Classify what is in each system

For each system, identify the categories of data it holds:

  • Personal data of customers or users (names, email addresses, behaviour data)

  • Personal data of staff

  • Sensitive special category data (health, political opinions, ethnicity, sexual orientation)

  • Beneficiary or client data (for NGOs and service organisations)

  • Research participant data

  • Financial data

  • Internal strategy or intellectual property

Note which categories have regulatory implications in your jurisdiction. In the EU, special category data and children’s data have stricter requirements.

For each category of data in each system, record:

  • Why it was collected.

  • What it is currently used for.

  • The legal basis for holding it (consent, contract, legitimate interest, legal obligation).

  • Whether the original purpose is still active.

Data held without a clear current purpose is a candidate for deletion. Data where the legal basis has expired (for example, a customer relationship that ended three years ago) is likely overdue for deletion.

Check retention periods

Most organisations have a retention policy of some kind. The gap between the policy and what is actually in the systems is usually large.

For each data category, ask: is there a defined retention period, and is it being applied in practice? If not, set one and implement it.
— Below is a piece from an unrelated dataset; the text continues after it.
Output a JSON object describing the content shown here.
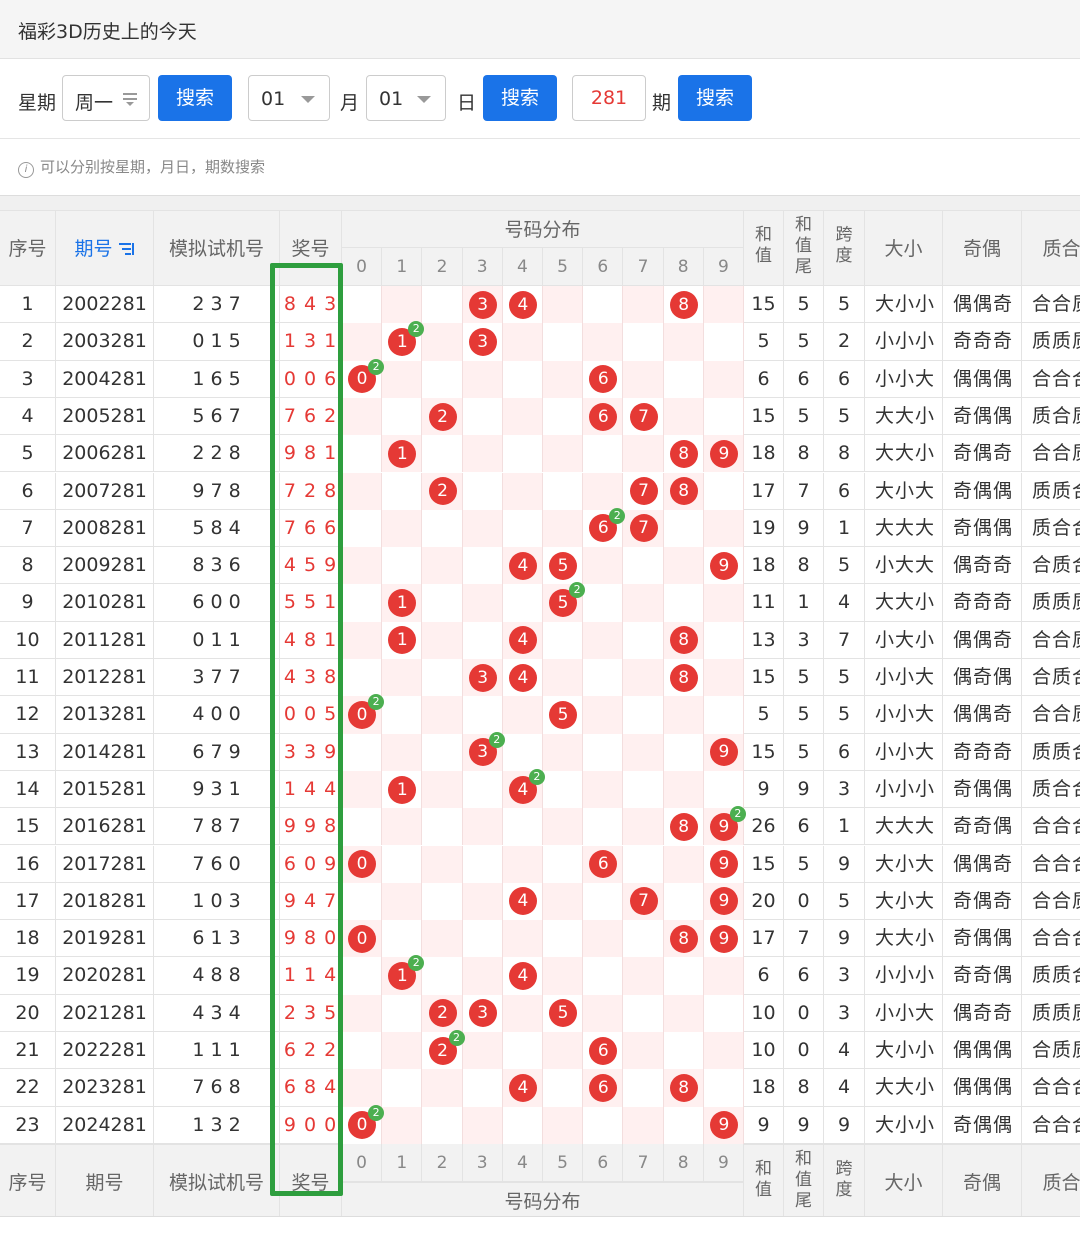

Data that is not needed should have a scheduled deletion date, not an indefinite hold.

Identify data to delete or archive

From the audit, you should have a set of data to act on:

  • Data with no current purpose: delete.

  • Data that must be retained for legal reasons but is no longer operationally needed: archive to secure, access-restricted cold storage. Remove from live systems.

  • Data whose retention period has passed: delete, with documentation that the deletion occurred.

Deletion should be confirmed and documented. A deleted database backup that is not noted in the audit record will appear as a gap on the next audit.

Record and review

Document the audit: what was covered, what was found, what decisions were made, and when the next review is scheduled.

A data audit is not a one-time exercise. The environment changes. New systems are added. New data flows are created. Schedule a review annually, and review specifically when new systems are added or significant changes are made to existing ones.

The audit record is also useful for regulatory compliance: if your supervisory authority requests information about your data holdings, a maintained audit record demonstrates that you are managing this deliberately rather than discovering it under pressure.